All read the same CSV. None can see the true (drop-date) DM spend; they get the billed series.
| Model | What it is | In-sample R² | MAPE |
|---|---|---|---|
| 1 | ARIMA(2,0,0), leads only — momentum baseline, no spend | 0.37 | 12.5% |
| 2 | OLS on 4-week rolling-avg billed DM + digital | 0.28 | 15.3% |
| 3 | ARIMAX(2,0,0): AR(2) + rolling DM + digital | 0.42 | 12.1% |
| 4 | Full MMM: adstock + Hill saturation + Fourier seasonality + ridge, decay tuned by 5-fold CV | 0.46 | 13.0% |
Model 4 is deliberately the strongest, most defensible model in the lineup — the one a skeptic can’t dismiss with “but you didn’t even do X.” It has the best fit of the four. It is also the one whose budget advice is most confidently wrong.
Predicted vs. actual leads across the four models. Click to enlarge.
True impact is DM = 30 leads/$1K, digital = 25. The models, reading billed DM, recover something very different:
| Direct mail | Digital | |
|---|---|---|
| True | 30 | 25 |
| Model 2 | −1.9 | 56.8 |
| Model 3 | −1.4 | 40.1 |
| Model 4 (effective) | ~0.8 | ~2.4 |
Every model puts direct mail at or below zero and distorts the channels in ways that make DM look like the weaker bet. The billing shift moves the DM signal away from the leads it caused, the AR and adstock terms absorb what structure remains, and digital — cleanly timed — gets credited for the rest.
True vs. estimated coefficients with 95% confidence intervals. Click to enlarge.

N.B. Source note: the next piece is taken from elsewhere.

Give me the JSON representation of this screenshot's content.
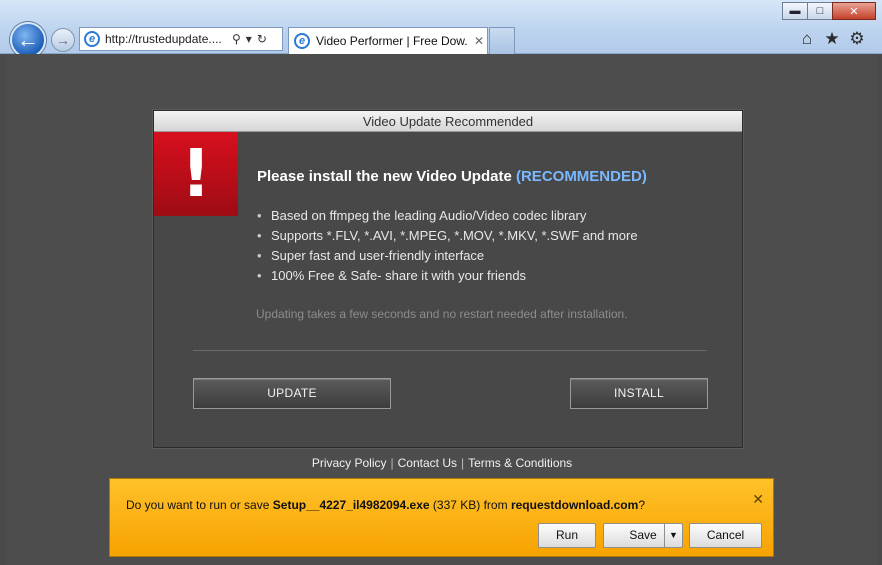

shift_analysis.py makes the cost concrete for a single 10-week window (weeks 51–60), moving $20K out of direct mail and into digital (~$2K/week against a ~$5K/week baseline in each channel). Total budget is unchanged.
| Leads over the 10-week window | Value | vs. actual |
|---|---|---|
| Actual, no shift (reality) | 10,755 | — |
| Model predicts the shift yields | ~12,200 | +1,450 |
| True outcome of the shift (DGP) | 10,682 | −73 |
The model promises a large gain from a move that, in truth, slightly reduces leads. It gets the direction wrong and is wildly overconfident about the size. Because the two channels are genuinely close in value (30 vs 25), the real cost is small — the headline isn’t “catastrophe,” it’s “the model can’t even tell you the sign, and sells the move as a big win.”

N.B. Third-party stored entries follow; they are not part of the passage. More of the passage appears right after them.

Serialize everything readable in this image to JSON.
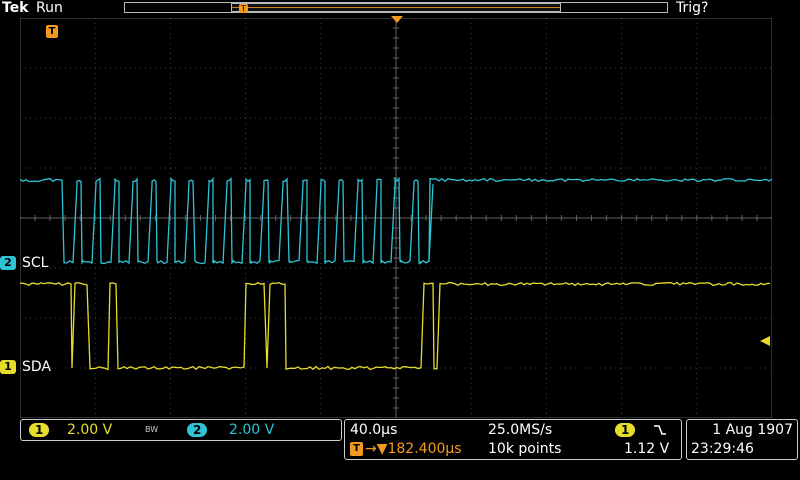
{
  "header": {
    "brand": "Tek",
    "acq_state": "Run",
    "trigger_state": "Trig?",
    "trigger_marker": "T"
  },
  "channels": [
    {
      "number": "2",
      "name": "SCL",
      "color": "#2ec4d6"
    },
    {
      "number": "1",
      "name": "SDA",
      "color": "#e8dc2a"
    }
  ],
  "readouts": {
    "ch1_number": "1",
    "ch1_scale": "2.00 V",
    "bw_icon": "BW",
    "ch2_number": "2",
    "ch2_scale": "2.00 V",
    "horizontal_scale": "40.0µs",
    "sample_rate": "25.0MS/s",
    "trigger_position": "→▼182.400µs",
    "record_length": "10k points",
    "trigger_source": "1",
    "trigger_slope_icon": "falling-edge",
    "trigger_level": "1.12 V",
    "date": "1 Aug 1907",
    "time": "23:29:46"
  },
  "colors": {
    "ch1": "#e8dc2a",
    "ch2": "#2ec4d6",
    "trigger": "#f39a1e",
    "graticule": "#4a4a4a"
  }
}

Model 4’s predicted impact of the budget shift versus the true outcome. Click to enlarge.
Model 4 tunes its adstock decay by 5-fold cross-validation. The CV quietly waves a red flag: it pushes the decay to the top of the grid and lands at a mean CV R² of roughly zero — i.e. the spend variables don’t generalize out of sample. CV reduces variance; it cannot fix bias, and the billing shift is pure bias, identical across every fold. A careful analyst would notice the near-zero CV R². Many would ship the model anyway because the in-sample fit looks great.

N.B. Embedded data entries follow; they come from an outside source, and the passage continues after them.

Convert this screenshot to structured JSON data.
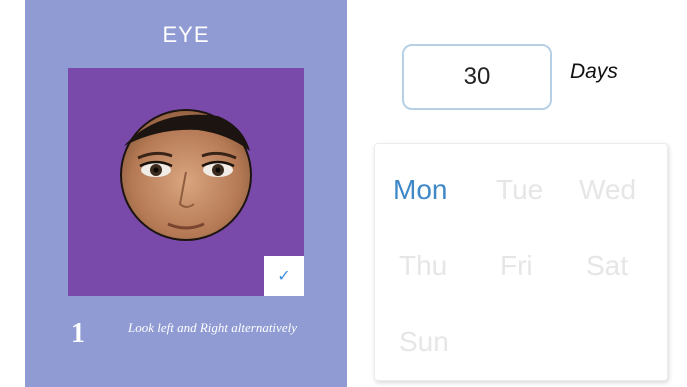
{
  "exercise_card": {
    "title": "EYE",
    "step_number": "1",
    "instruction": "Look left and Right alternatively",
    "completed": true,
    "check_icon": "checkmark-icon",
    "colors": {
      "card_bg": "#8f9bd2",
      "preview_bg": "#7a4aaa",
      "check": "#3f8fdc"
    }
  },
  "duration": {
    "value": "30",
    "unit_label": "Days"
  },
  "weekdays": {
    "items": [
      {
        "label": "Mon",
        "selected": true
      },
      {
        "label": "Tue",
        "selected": false
      },
      {
        "label": "Wed",
        "selected": false
      },
      {
        "label": "Thu",
        "selected": false
      },
      {
        "label": "Fri",
        "selected": false
      },
      {
        "label": "Sat",
        "selected": false
      },
      {
        "label": "Sun",
        "selected": false
      }
    ],
    "colors": {
      "selected": "#3f88c8",
      "unselected": "#e6e6e6"
    }
  }
}
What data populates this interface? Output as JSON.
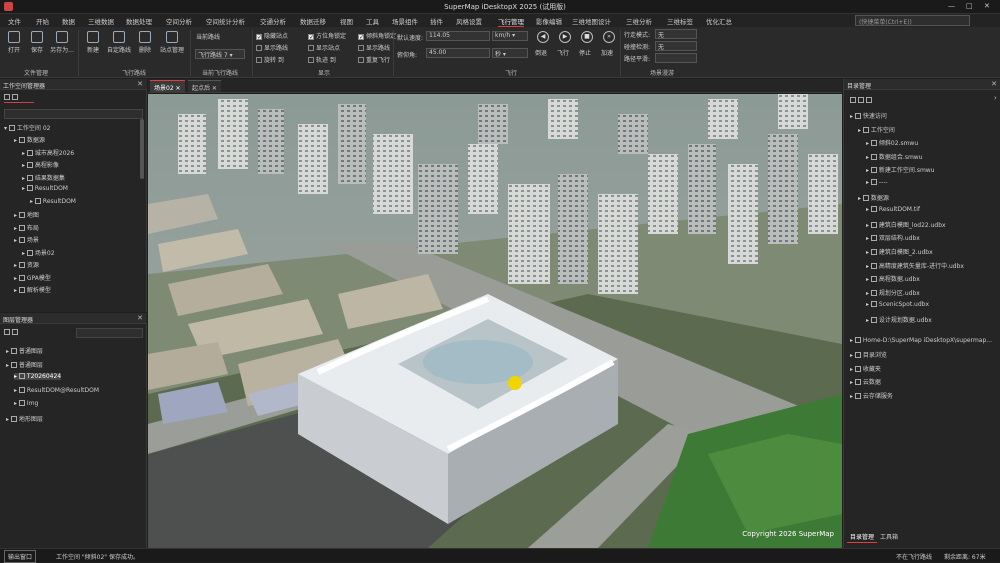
{
  "window": {
    "title": "SuperMap iDesktopX 2025 (试用版)",
    "controls": [
      "—",
      "□",
      "✕"
    ]
  },
  "menu": {
    "items": [
      "文件",
      "开始",
      "数据",
      "三维数据",
      "数据处理",
      "空间分析",
      "空间统计分析",
      "交通分析",
      "数据迁移",
      "视图",
      "工具",
      "场景组件",
      "插件",
      "风格设置",
      "飞行管理",
      "影像编辑",
      "三维地图设计",
      "三维分析",
      "三维标签",
      "优化汇总"
    ],
    "active_index": 14,
    "search_placeholder": "(快捷菜单(Ctrl+E))"
  },
  "ribbon": {
    "file_group": {
      "label": "文件管理",
      "buttons": [
        "打开",
        "保存",
        "另存为..."
      ]
    },
    "flight_path_group": {
      "label": "飞行路线",
      "buttons": [
        "新建",
        "自定路线",
        "删除",
        "站点管理"
      ]
    },
    "current_flight_group": {
      "label": "当前飞行路线",
      "current_label": "当前路线",
      "current_value": "飞行路线 7"
    },
    "display_group": {
      "label": "显示",
      "checks": [
        {
          "label": "隐藏站点",
          "on": true
        },
        {
          "label": "显示路线",
          "on": false
        },
        {
          "label": "旋转 到",
          "on": false
        },
        {
          "label": "方位角锁定",
          "on": true
        },
        {
          "label": "显示站点",
          "on": false
        },
        {
          "label": "轨迹 到",
          "on": false
        },
        {
          "label": "倾斜角锁定",
          "on": true
        },
        {
          "label": "显示路线",
          "on": false
        },
        {
          "label": "重复飞行",
          "on": false
        }
      ]
    },
    "flight_group": {
      "label": "飞行",
      "speed_label": "默认速度:",
      "speed_value": "114.05",
      "speed_unit": "km/h",
      "tilt_label": "俯仰角:",
      "tilt_value": "45.00",
      "tilt_unit": "秒",
      "controls": [
        "倒退",
        "飞行",
        "停止",
        "加速"
      ]
    },
    "scene_group": {
      "label": "场景漫游",
      "rows": [
        {
          "label": "行走模式:",
          "value": "无"
        },
        {
          "label": "碰撞检测:",
          "value": "无"
        },
        {
          "label": "路径平滑:",
          "value": ""
        }
      ]
    }
  },
  "workspace_panel": {
    "title": "工作空间管理器",
    "root": "工作空间 02",
    "items": [
      {
        "label": "数据源",
        "level": 1
      },
      {
        "label": "城市高程2026",
        "level": 2
      },
      {
        "label": "高程影像",
        "level": 2
      },
      {
        "label": "结果数据集",
        "level": 2
      },
      {
        "label": "ResultDOM",
        "level": 2
      },
      {
        "label": "ResultDOM",
        "level": 3
      },
      {
        "label": "地图",
        "level": 1
      },
      {
        "label": "布局",
        "level": 1
      },
      {
        "label": "场景",
        "level": 1
      },
      {
        "label": "场景02",
        "level": 2
      },
      {
        "label": "资源",
        "level": 1
      },
      {
        "label": "GPA模型",
        "level": 1
      },
      {
        "label": "解析模型",
        "level": 1
      }
    ]
  },
  "layer_panel": {
    "title": "图层管理器",
    "items": [
      {
        "label": "普通图层",
        "level": 0
      },
      {
        "label": "普通图层",
        "level": 0
      },
      {
        "label": "T20260424",
        "level": 1,
        "highlighted": true
      },
      {
        "label": "ResultDOM@ResultDOM",
        "level": 1
      },
      {
        "label": "Img",
        "level": 1
      },
      {
        "label": "地形图层",
        "level": 0
      }
    ]
  },
  "viewport": {
    "tabs": [
      {
        "label": "场景02",
        "active": true
      },
      {
        "label": "起点后",
        "active": false
      }
    ],
    "copyright": "Copyright 2026 SuperMap"
  },
  "catalog_panel": {
    "title": "目录管理",
    "items": [
      {
        "label": "快速访问",
        "level": 0
      },
      {
        "label": "工作空间",
        "level": 1
      },
      {
        "label": "倾斜02.smwu",
        "level": 2
      },
      {
        "label": "数据组合.smwu",
        "level": 2
      },
      {
        "label": "新建工作空间.smwu",
        "level": 2
      },
      {
        "label": "----",
        "level": 2
      },
      {
        "label": "数据源",
        "level": 1
      },
      {
        "label": "ResultDOM.tif",
        "level": 2
      },
      {
        "label": "建筑白模图_lod22.udbx",
        "level": 2
      },
      {
        "label": "双层结构.udbx",
        "level": 2
      },
      {
        "label": "建筑白模图_2.udbx",
        "level": 2
      },
      {
        "label": "高精度建筑矢量库-进行中.udbx",
        "level": 2
      },
      {
        "label": "高程数据.udbx",
        "level": 2
      },
      {
        "label": "规划分区.udbx",
        "level": 2
      },
      {
        "label": "ScenicSpot.udbx",
        "level": 2
      },
      {
        "label": "设计规划数据.udbx",
        "level": 2
      },
      {
        "label": "Home-D:\\SuperMap iDesktopX\\supermap...",
        "level": 0
      },
      {
        "label": "目录浏览",
        "level": 0
      },
      {
        "label": "收藏夹",
        "level": 0
      },
      {
        "label": "云数据",
        "level": 0
      },
      {
        "label": "云存储服务",
        "level": 0
      }
    ],
    "bottom_tabs": [
      {
        "label": "目录管理",
        "active": true
      },
      {
        "label": "工具箱",
        "active": false
      }
    ]
  },
  "status_bar": {
    "left_button": "输出窗口",
    "message": "工作空间 \"倾斜02\" 保存成功。",
    "right_a": "不在飞行路线",
    "right_b": "剩余距离: 67米"
  },
  "colors": {
    "accent": "#d04040",
    "panel_bg": "#252525",
    "ribbon_bg": "#2a2a2a"
  }
}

Data generation (generate_data.py): builds the data-generating process and writes mmm_data.csv, including hidden ground-truth columns (true DM spend, adstock, billing lag) that a real analyst would not have. Seeded with np.random.default_rng(42), so every figure and number reproduces exactly.
Estimation (estimate_and_plot.py): fits Models 1–4 and produces the fit-comparison and Model-4 impact figures.
Diagnostics (plot_coefficients.py, plot_explainer.py): the true-vs-estimated coefficient chart and the non-technical billing-timing and rolling-average smearing explainers.
Consequence (shift_analysis.py): the grounded $20K / 10-week budget-shift analysis with before/after spend and predicted-vs-true leads.